Jaksa Lamban Ungkap Kasus Pinjaman Rp7,5 M Aceh Utara

Jaksa Lamban Ungkap Kasus Pinjaman Rp7,5 M Aceh Utara
Jaksa Lamban Ungkap Kasus Pinjaman Rp7,5 M Aceh Utara

MataBanda Aceh – Masyarakat Transparansi Aceh (MaTA) menilai Kejaksaan Tinggi (Kejati) Aceh lamban mengusut kasus penyelewengan dana pinjaman atas nama Pemerintah Kabupaten Aceh Utara pada Bank Aceh senilai Rp7,5 miliar pada 2009.

Koordinator Bidang Antikorupsi dan Monitoring Peradilan MaTA, Baihaqi mengatakan sampai sekarang jaksa belum menetapkan tersangka kasus tersebut.
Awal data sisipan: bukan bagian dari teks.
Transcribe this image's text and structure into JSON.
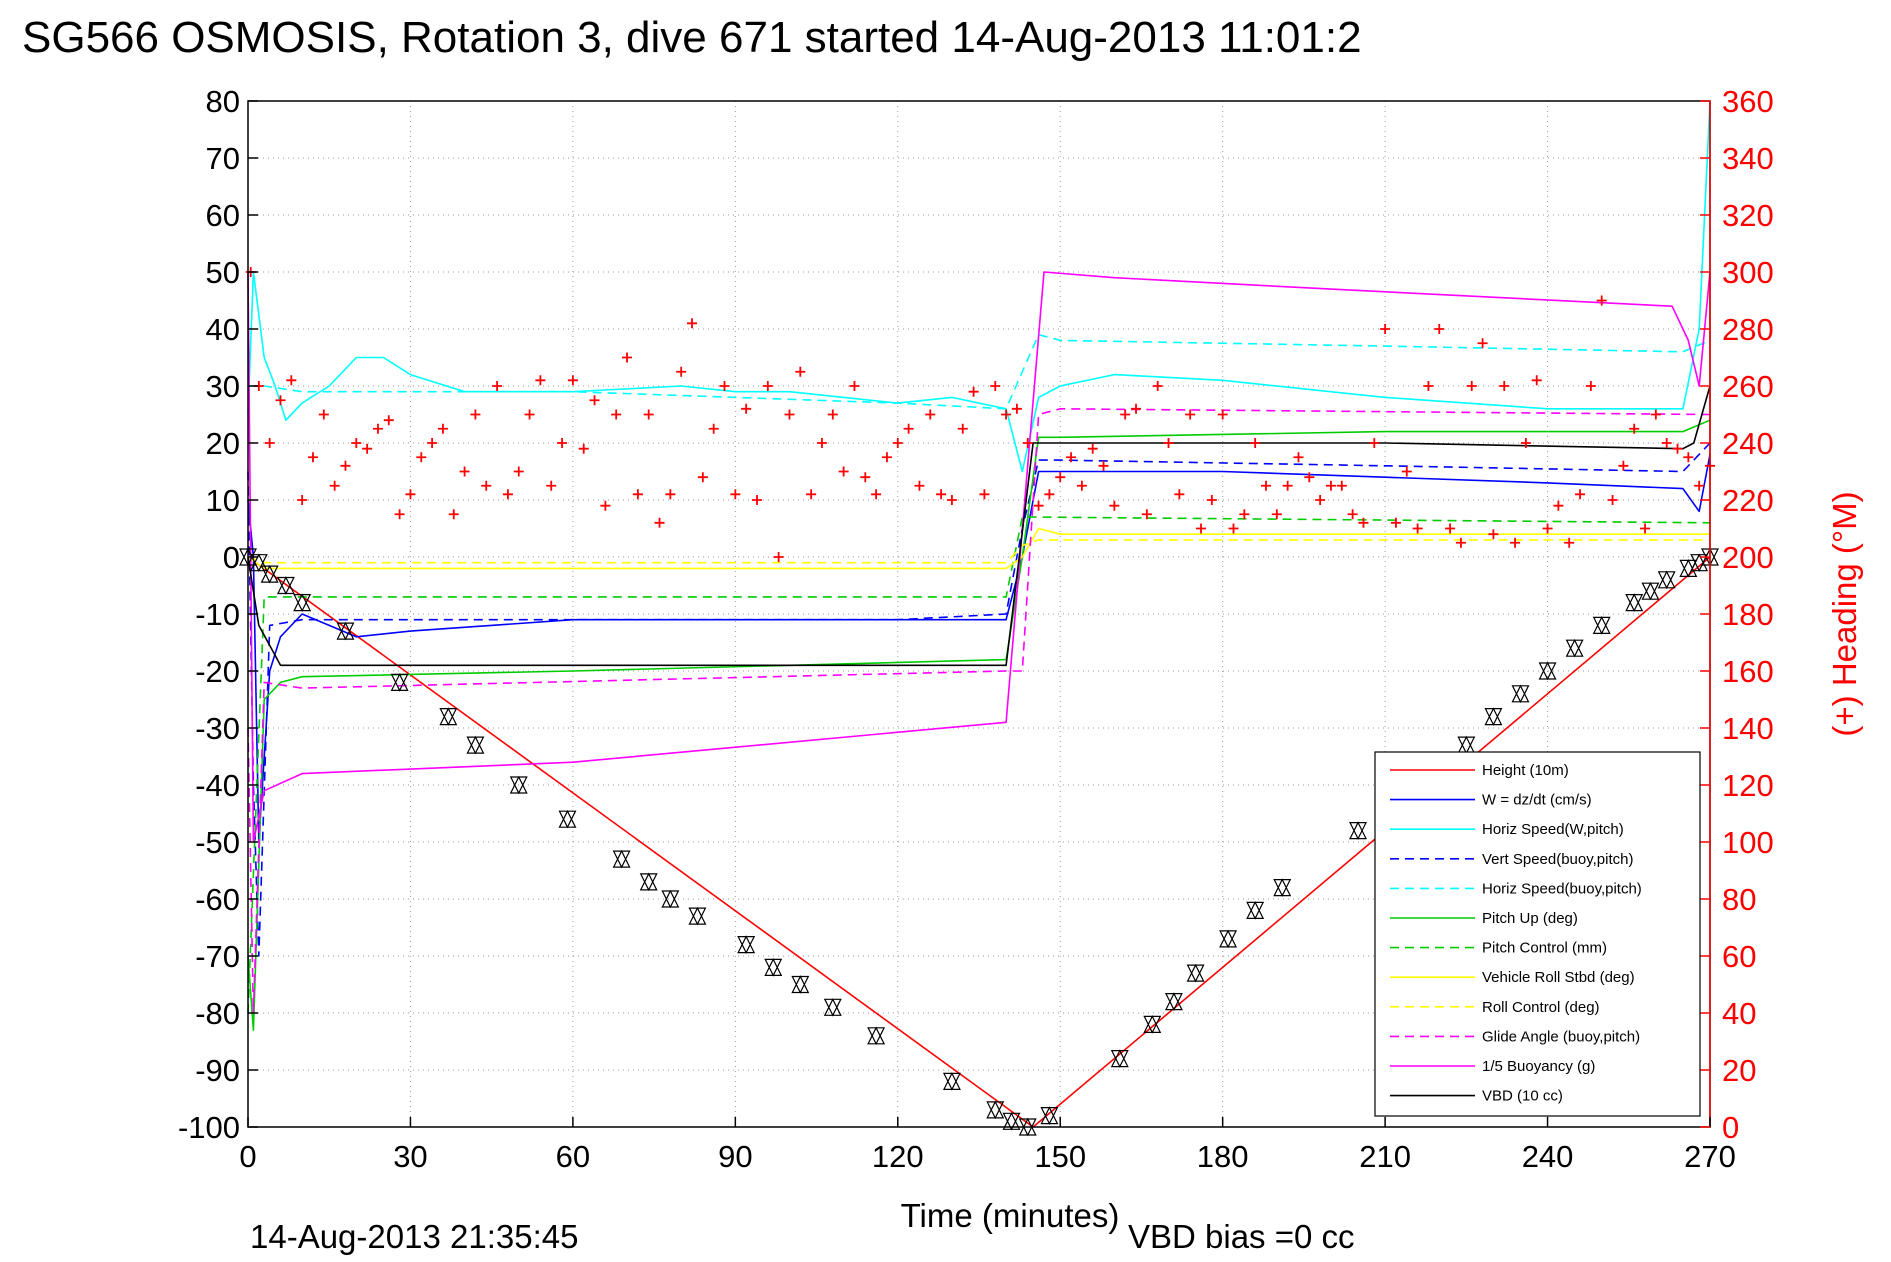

Padahal, data yang diserahkan MaTA ke Kejati Aceh sudah sangat cukup untuk mengusutnya.

“Siapa saja yang menikmati dana tersebut juga sudah sangat jelas, apa lagi pihak Kejati Aceh sudah sangat lama menyidik dan sudah memanggil saksi-saksi termasuk Muhammad Thayeb, Bupati Aceh Utara sekarang,” kata Baihaqi dalam realese yang dikirim ke redaksi pikiranmerdeka.com, Selasa (18/03/2014).

Terkait kasus pinjaman atas nama Pemerintah Kabupaten Aceh Utara senilai Rp 7,5 milyar, MaTA mendesak kepada Kejati Aceh untuk mengungkapkan secara menyeluruh,

Berdasarkan data diserahkan MaTA ke kejati, kasus kredit fiktif tersebut tidak berdiri pada satu atau dua orang saja, tetapi terindikasi beberapa oknum yang terlibat. Karena, tambah Baihaqi, pinjaman Rp 7,5 miliar terindikasi dinikmati beberapa oknum termasuk beberapa pejabat di Aceh Utara saat ini.
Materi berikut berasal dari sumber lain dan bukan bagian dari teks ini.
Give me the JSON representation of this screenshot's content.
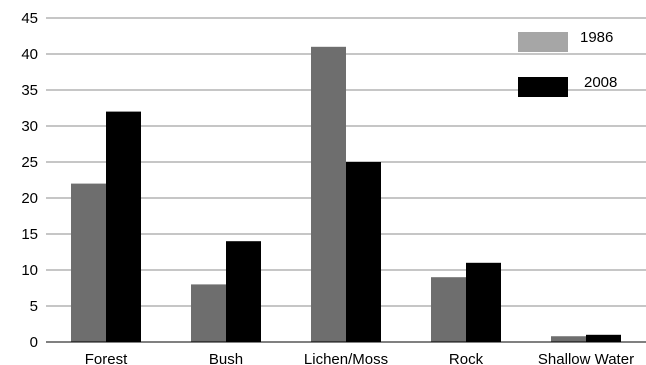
{
  "chart_data": {
    "type": "bar",
    "categories": [
      "Forest",
      "Bush",
      "Lichen/Moss",
      "Rock",
      "Shallow Water"
    ],
    "series": [
      {
        "name": "1986",
        "values": [
          22,
          8,
          41,
          9,
          0.8
        ],
        "color": "#6e6e6e",
        "legend_color": "#a6a6a6"
      },
      {
        "name": "2008",
        "values": [
          32,
          14,
          25,
          11,
          1
        ],
        "color": "#000000",
        "legend_color": "#000000"
      }
    ],
    "title": "",
    "xlabel": "",
    "ylabel": "",
    "ylim": [
      0,
      45
    ],
    "yticks": [
      "0",
      "5",
      "10",
      "15",
      "20",
      "25",
      "30",
      "35",
      "40",
      "45"
    ],
    "grid": true,
    "legend_position": "top-right"
  }
}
Kasus pinjaman tersebut pertama kali dilaporkan oleh MaTA ke Kejati Aceh pada 4 Desember 2012 yang diterima langsung Kepala Kejati Aceh, TM Syahrial. Namun setelah setahun berjalan, belum ada tindak lanjut apa-apa terkait pengusutan kasus tersebut. MaTA kembali melaporkan kasus yang sama ke Kejati Aceh pada 29 Januari 2014 dengan melengkapi beberapa bukti pendukung lainnya.

Berdasarkan catatan MaTA, pinjaman sebesar Rp 7,5 miliar pada Bank Aceh cabang Lhokseumawe dengan alasan untuk pembangunan daerah terpencil pada 2009, namun faktanya anggaran tersebut dibagikan kepada beberapa oknum di lingkungan Pemerintah Aceh Utara. MaTA mensinyalir ada tujuh orang yang terindikasi terlibat.
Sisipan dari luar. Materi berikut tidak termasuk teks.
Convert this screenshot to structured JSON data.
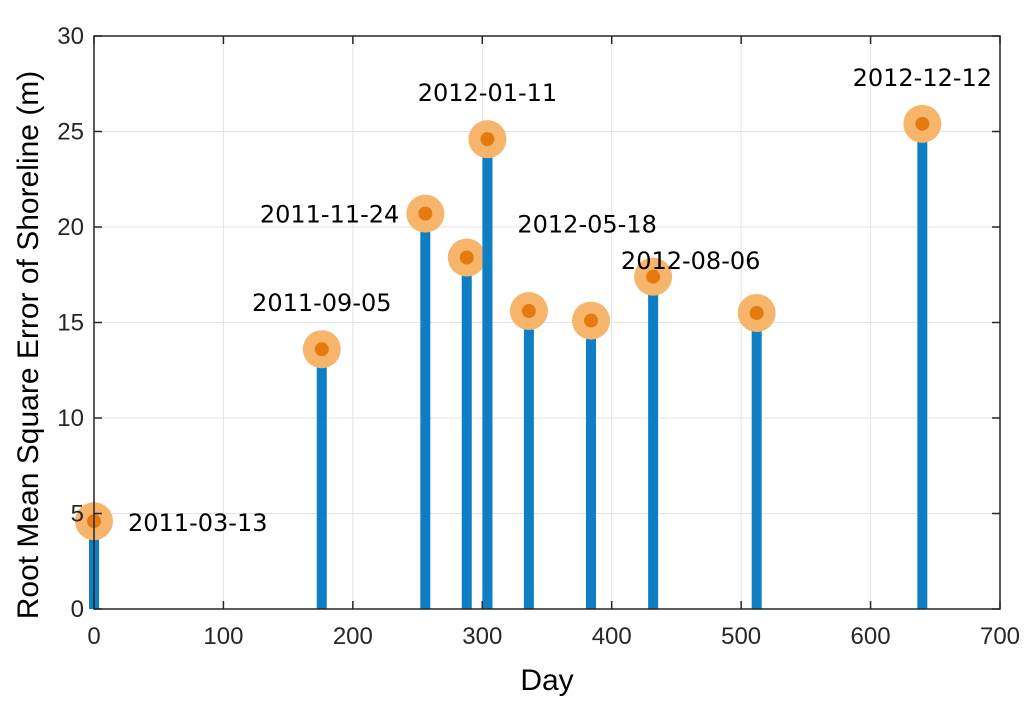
{
  "chart_data": {
    "type": "stem",
    "xlabel": "Day",
    "ylabel": "Root Mean Square Error of Shoreline (m)",
    "xlim": [
      0,
      700
    ],
    "ylim": [
      0,
      30
    ],
    "xticks": [
      0,
      100,
      200,
      300,
      400,
      500,
      600,
      700
    ],
    "yticks": [
      0,
      5,
      10,
      15,
      20,
      25,
      30
    ],
    "grid": true,
    "colors": {
      "stem": "#0e7fc4",
      "marker_halo": "#f7b56b",
      "marker_core": "#e57a10",
      "grid": "#e3e3e3",
      "axes": "#262626"
    },
    "points": [
      {
        "x": 0,
        "y": 4.6,
        "label": "2011-03-13",
        "label_pos": "right"
      },
      {
        "x": 176,
        "y": 13.6,
        "label": "2011-09-05",
        "label_pos": "above"
      },
      {
        "x": 256,
        "y": 20.7,
        "label": "2011-11-24",
        "label_pos": "left"
      },
      {
        "x": 288,
        "y": 18.4,
        "label": ""
      },
      {
        "x": 304,
        "y": 24.6,
        "label": "2012-01-11",
        "label_pos": "above"
      },
      {
        "x": 336,
        "y": 15.6,
        "label": ""
      },
      {
        "x": 384,
        "y": 15.1,
        "label": ""
      },
      {
        "x": 432,
        "y": 17.4,
        "label": "2012-05-18",
        "label_pos": "above-left"
      },
      {
        "x": 512,
        "y": 15.5,
        "label": "2012-08-06",
        "label_pos": "above-left"
      },
      {
        "x": 640,
        "y": 25.4,
        "label": "2012-12-12",
        "label_pos": "above"
      }
    ]
  }
}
Sesuai analisis MaTA, kasus tersebut telah memenuhi unsur tindak pidana korupsi sebagaimana yang dimaksud padasebagaimana dengan UU No. 20 tahun 2001 tentang Perubahan UU No. 31 tahun 1999 tentang Pemberantasan Tindak Pidana Korupsi pada pasal 2 dan pasal 3.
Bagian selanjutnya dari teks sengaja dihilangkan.